Time to bring in the weekend with Friday Big Ideas.
MIT Technology Review addresses why Google’s AI Overviews get things wrong. The system uses the generative AI model Gemini, integrated with Google’s core web ranking systems, to generate responses based on relevant information sources. These systems can sometimes provide incorrect information due to the inherent limitations of large language models (LLMs) and retrieval-augmented generation (RAG) techniques. LLMs predict the next word based on statistical calculations, which can lead to inaccuracies. While RAG can check specific external sources, it can still generate incorrect responses if it fails to retrieve or generate information correctly. Misinformation is especially prevalent in specific topics and cases where high-quality information is not readily available.
CIO Dive with a reminder in the article, “Cyberattacks are good for security vendors, and business is booming.” The cybersecurity industry is experiencing significant growth, with global spending on security and risk management projected to reach $215 billion this year. Cybersecurity vendors develop defenses to mitigate attacks while highlighting cybercriminal activity to demonstrate their value. However, experts argue that the industry’s focus on selling expensive solutions instead of practical ones adds unnecessary complexity. Despite efforts to improve security, cyber threats and attacks continue to rise, emphasizing the ongoing need for cybersecurity measures.
I also want to ponder Runtime’s Future of the Cloud looks nuclear. First, context. US data center power consumption is projected to double by 2030 due to the increasing demand for generative AI. The Electric Power Research Institute (EPRI) predicts that by 2030, data centers could consume nearly 9% of US electricity generation. Nuclear reactors offer a constant and reliable stream of electricity that can supplement other renewable sources. However, building nuclear plants in the 21st-century America is challenging. The White House has supported the nuclear revival, which could lead to regulatory changes.
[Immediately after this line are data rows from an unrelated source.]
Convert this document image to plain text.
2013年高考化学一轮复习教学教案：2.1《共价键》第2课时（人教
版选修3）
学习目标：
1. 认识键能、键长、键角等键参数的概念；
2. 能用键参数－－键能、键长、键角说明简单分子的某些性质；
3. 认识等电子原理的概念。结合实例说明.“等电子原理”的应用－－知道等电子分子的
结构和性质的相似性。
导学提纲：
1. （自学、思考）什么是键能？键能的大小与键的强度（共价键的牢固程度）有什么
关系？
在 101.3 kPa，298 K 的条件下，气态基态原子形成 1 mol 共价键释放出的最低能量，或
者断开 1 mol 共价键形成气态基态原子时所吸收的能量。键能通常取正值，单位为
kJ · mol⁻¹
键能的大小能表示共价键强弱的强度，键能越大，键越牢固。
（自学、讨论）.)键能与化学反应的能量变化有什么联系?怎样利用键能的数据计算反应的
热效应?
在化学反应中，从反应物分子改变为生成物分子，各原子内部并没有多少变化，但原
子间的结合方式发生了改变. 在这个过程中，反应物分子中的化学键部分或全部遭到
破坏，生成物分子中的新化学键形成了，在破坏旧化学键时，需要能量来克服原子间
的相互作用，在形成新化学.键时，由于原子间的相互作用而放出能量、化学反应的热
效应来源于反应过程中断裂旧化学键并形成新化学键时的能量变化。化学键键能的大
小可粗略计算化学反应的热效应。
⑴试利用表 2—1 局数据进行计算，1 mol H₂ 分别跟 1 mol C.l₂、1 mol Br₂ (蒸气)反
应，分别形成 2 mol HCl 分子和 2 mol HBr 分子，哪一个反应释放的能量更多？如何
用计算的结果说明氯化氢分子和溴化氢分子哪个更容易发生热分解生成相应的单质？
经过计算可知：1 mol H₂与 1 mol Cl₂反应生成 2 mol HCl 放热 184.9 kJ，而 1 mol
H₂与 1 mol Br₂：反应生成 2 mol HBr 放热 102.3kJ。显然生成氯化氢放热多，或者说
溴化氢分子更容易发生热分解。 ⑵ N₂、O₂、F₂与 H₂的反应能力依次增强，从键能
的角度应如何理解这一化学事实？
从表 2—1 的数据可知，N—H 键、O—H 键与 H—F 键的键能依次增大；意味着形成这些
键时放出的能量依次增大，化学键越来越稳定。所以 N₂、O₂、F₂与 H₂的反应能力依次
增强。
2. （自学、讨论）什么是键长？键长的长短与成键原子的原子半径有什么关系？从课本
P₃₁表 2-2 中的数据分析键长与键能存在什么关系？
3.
The increasing demand for data centers, especially for AI workloads, is putting a strain on the power grid. Tech companies, like AWS, are showing interest in nuclear power, and small modular reactors (SMRs) are being considered. Fusion energy is also being explored as a clean and scalable option. However, fusion technology is still in the early stages and has not been proven at a commercially relevant scale.
Finally, want insight into Sam Altman’s firing at OpenAI? Former OpenAI board member Helen Toner explains why Sam Altman was fired, citing reasons such as his failure to disclose ownership of the OpenAI Startup Fund, providing inaccurate information about safety processes, and engaging in manipulative and retaliatory behavior. The board decided to oust Altman after hearing from executives who described a toxic atmosphere and provided evidence of his misconduct. Despite some employees and Microsoft supporting Altman’s return, Toner believes the pressure to reinstate him stemmed from limited options and fear of retaliation. She also highlights Altman’s track record of problematic behavior in previous roles.
Why do we care?
Learning from the Google experience is an insightful lesson on how these products work—recommended reading.
As an IT service provider, consider for a moment if you’re addressing the cybersecurity problem for your customers or lining the pockets of the cybersecurity industry… who hold no liability. If you don’t have liability, you don’t hold responsibility.
The others I leave for you to ponder – all these data centers will need a lot of power.